Bonus — Schreibe einen alternativen Schluss, in dem die Flöte doch nur einem einzigen Kind gehört. Begründe, welchen Maßstab du damit über die anderen stellst – und schreibe ehrlich dazu, was an deiner Lösung ungerecht bleibt. Vergleiche anschließend mit der Lösung im Buch.

Fächerübergreifende Anbindung

  • Ethik / Philosophie: Verteilungsgerechtigkeit: konkurrierende Maßstäbe (Leistung, Nutzen, Bedarf, Chance, Gleichheit) abwägen, statt einen absolut zu setzen.
  • Politik / Sozialkunde: Wie verteilt eine Gesellschaft knappe Güter – Steuern, Bildungsplätze, Organspenden – und nach welchen Prinzipien?
  • Deutsch: Argumentieren und Erörtern: Standpunkte begründen, Gegenargumente abwägen, eine offene Streitfrage schriftlich entfalten.
  • Musik: Vom Schilfrohr zur Flöte: Instrumentenbau, Klangerzeugung und die Frage, was Musik in einer Gemeinschaft bedeutet.
  • Mathematik: Teilen und Verteilen: Was lässt sich gerecht aufteilen und was nicht – Brüche, gleiche Anteile und die Grenze des Unteilbaren.

Hintergrund für Lehrende

Aristoteles

In der Nikomachischen Ethik unterscheidet Aristoteles die austeilende (distributive) Gerechtigkeit: Güter und Ehren sollen nach Würdigkeit verteilt werden.

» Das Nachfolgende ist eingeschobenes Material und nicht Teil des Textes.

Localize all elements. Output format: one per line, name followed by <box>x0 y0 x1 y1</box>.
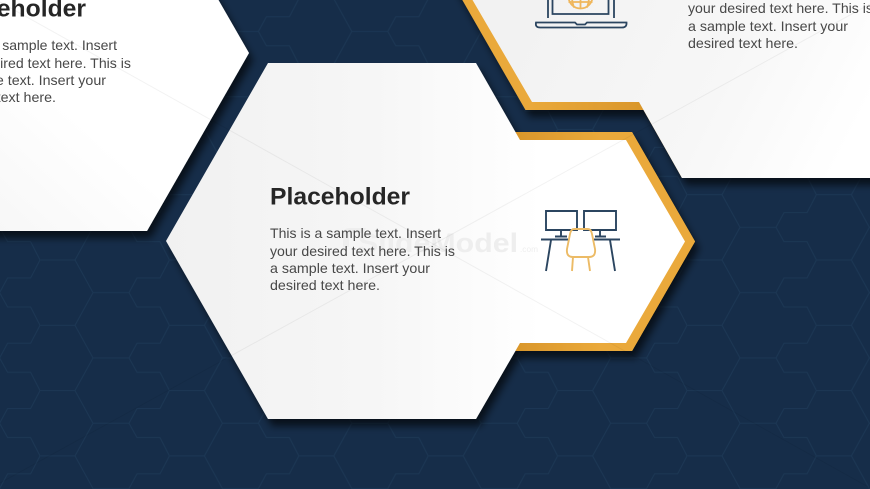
centre hexagon with gold arrow outline <box>166 63 695 419</box>
left body text <box>0 37 131 105</box>
centre body text: desired text here. <box>270 277 380 293</box>
panel: centre hexagon <box>166 63 695 419</box>
centre body text <box>270 225 455 293</box>
panel: upper right hexagon <box>452 0 870 178</box>
watermark: SlideModel <box>358 228 518 258</box>
panel: left hexagon <box>0 0 249 231</box>
icon: laptop with globe <box>536 0 627 28</box>
upper right body text: a sample text. Insert your <box>688 18 848 34</box>
upper right body text: your desired text here. This is <box>688 0 870 16</box>
upper right body text <box>688 0 870 51</box>
centre body text: This is a sample text. Insert <box>270 225 441 241</box>
left hexagon shape <box>0 0 249 231</box>
centre body text: a sample text. Insert your <box>270 260 430 276</box>
watermark: .com <box>520 245 538 254</box>
centre body text: your desired text here. This is <box>270 243 455 259</box>
centre heading: Placeholder <box>270 184 410 210</box>
upper right body text: desired text here. <box>688 35 798 51</box>
icon: two desks with monitors and chair <box>541 211 620 271</box>
upper right hexagon shape with gold edge <box>452 0 870 178</box>
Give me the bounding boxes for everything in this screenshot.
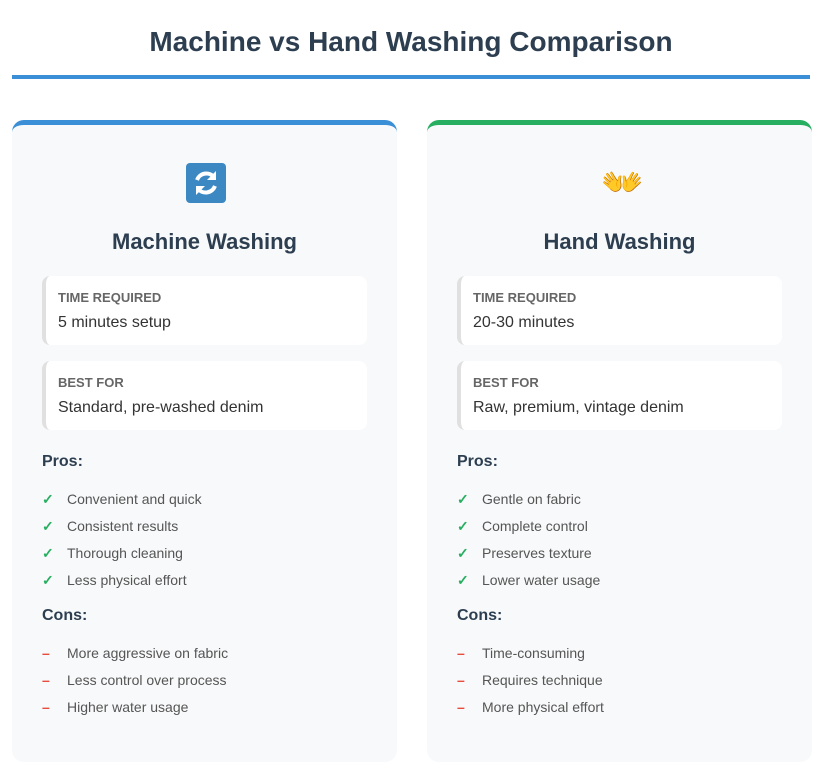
info: best for: BEST FOR (58, 375, 124, 390)
pros list: Complete control (482, 518, 588, 534)
pros list: Thorough cleaning (67, 545, 183, 561)
pros list: ✓ (457, 518, 469, 534)
cons list: – (457, 699, 465, 715)
pros list: Less physical effort (67, 572, 187, 588)
info: best for (42, 361, 367, 430)
cons list: More physical effort (482, 699, 604, 715)
info: time: TIME REQUIRED (58, 290, 161, 305)
pros list: Consistent results (67, 518, 178, 534)
heading: Machine Washing (112, 229, 297, 254)
pros list: Convenient and quick (67, 491, 202, 507)
info: time: 20-30 minutes (473, 314, 574, 331)
info: best for: BEST FOR (473, 375, 539, 390)
cons list: – (42, 645, 50, 661)
info: best for: Standard, pre-washed denim (58, 399, 263, 416)
info: time (42, 276, 367, 345)
cons list: Less control over process (67, 672, 227, 688)
cons heading: Cons: (42, 607, 87, 624)
icon: refresh arrows (186, 163, 226, 203)
cons heading: Cons: (457, 607, 502, 624)
cons list: – (457, 645, 465, 661)
pros list (457, 491, 600, 588)
pros list: Gentle on fabric (482, 491, 581, 507)
pros list: ✓ (457, 491, 469, 507)
pros list: ✓ (42, 518, 54, 534)
cons list: – (42, 672, 50, 688)
cons list: Requires technique (482, 672, 603, 688)
pros list: ✓ (457, 545, 469, 561)
pros heading: Pros: (457, 453, 498, 470)
cons list: Time-consuming (482, 645, 585, 661)
cons list: More aggressive on fabric (67, 645, 228, 661)
pros list: ✓ (42, 545, 54, 561)
pros list: ✓ (42, 572, 54, 588)
pros heading: Pros: (42, 453, 83, 470)
title: Machine vs Hand Washing Comparison (149, 26, 673, 57)
pros list: ✓ (42, 491, 54, 507)
icon: open hands: 👐 (601, 164, 643, 202)
cons list: Higher water usage (67, 699, 188, 715)
panel: machine washing (12, 120, 397, 762)
pros list: Lower water usage (482, 572, 600, 588)
info: best for (457, 361, 782, 430)
cons list (457, 645, 604, 715)
info: time (457, 276, 782, 345)
cons list: – (457, 672, 465, 688)
panel: hand washing (427, 120, 812, 762)
pros list: ✓ (457, 572, 469, 588)
cons list (42, 645, 228, 715)
info: time: 5 minutes setup (58, 314, 171, 331)
pros list (42, 491, 202, 588)
heading: Hand Washing (544, 229, 695, 254)
pros list: Preserves texture (482, 545, 592, 561)
info: time: TIME REQUIRED (473, 290, 576, 305)
cons list: – (42, 699, 50, 715)
info: best for: Raw, premium, vintage denim (473, 399, 684, 416)
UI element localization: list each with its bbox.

Sein berühmter Grundsatz lautet, Gleiches gleich und Ungleiches ungleich zu behandeln – also nach Maßgabe dessen, was jemand verdient oder beigetragen hat. Niko verkörpert diese Linie: Wer sich müht und leistet, hat einen Anspruch. Schon Aristoteles sieht aber, dass alles davon abhängt, welchen Maßstab der Würdigkeit man ansetzt – Geburt, Tugend, Leistung? –, und dass darüber gestritten wird.

John Rawls

Rawls fragt in Eine Theorie der Gerechtigkeit, welche Grundregeln wir wählen würden, wenn wir hinter einem Schleier des Nichtwissens stünden – ohne zu wissen, ob wir reich oder arm, begabt oder benachteiligt zur Welt kommen. Sein Differenzprinzip erlaubt Ungleichheit nur, wenn sie den Schwächsten am meisten nützt, und verlangt faire Chancengleichheit. Milo ist die Rawls-Figur dieses Buches: Bevor man Leistung belohnt, muss man fragen, ob überhaupt alle dieselbe Chance hatten anzufangen. Ungleiche Startbedingungen machen den Wettstreit unfair.

Amartya Sen

Sens Flötenbeispiel (in Die Idee der Gerechtigkeit) ist die Keimzelle dieser Geschichte. Bei ihm streiten drei Kinder um eine Flöte: das fleißige (Leistung, eher Nozick/Libertarismus), das musikalische (Nutzen, Utilitarismus) und das arme (Bedarf, egalitäre Gerechtigkeit) – und jeder Anspruch verweist auf eine ganze Theorie der Gerechtigkeit. Sens Pointe: Es gibt keinen neutralen Standpunkt, der unbestreitbar einen Maßstab über die anderen stellt. Statt nach der einen idealen Ordnung zu suchen (transzendentaler Institutionalismus), plädiert Sen für vergleichendes Abwägen wirklicher Alternativen und für öffentliche Vernunft – das Hören aller Stimmen. Für dieses Buch ist das Spektrum eigens erweitert worden: Milo (Chance, im Geist von Rawls) und die Teilen-Stimme (Gleichheit, mit ihrer Grenze am Unteilbaren) sind Zutaten der Erzählung, nicht Sens Original. Auch die alte Frau, in deren Erinnerung ein im Tonkrug hausender, alles verlachender Mann (eine Anspielung auf Diogenes) auftaucht, ist erzählerische Ausschmückung. Dass sie am Ende offenlässt, wer recht hat, ist kein Mangel, sondern Sens Haltung in Bildform: Manche Gerechtigkeitsfragen bleiben nach gründlichem, gutem Nachdenken vernünftig umstritten.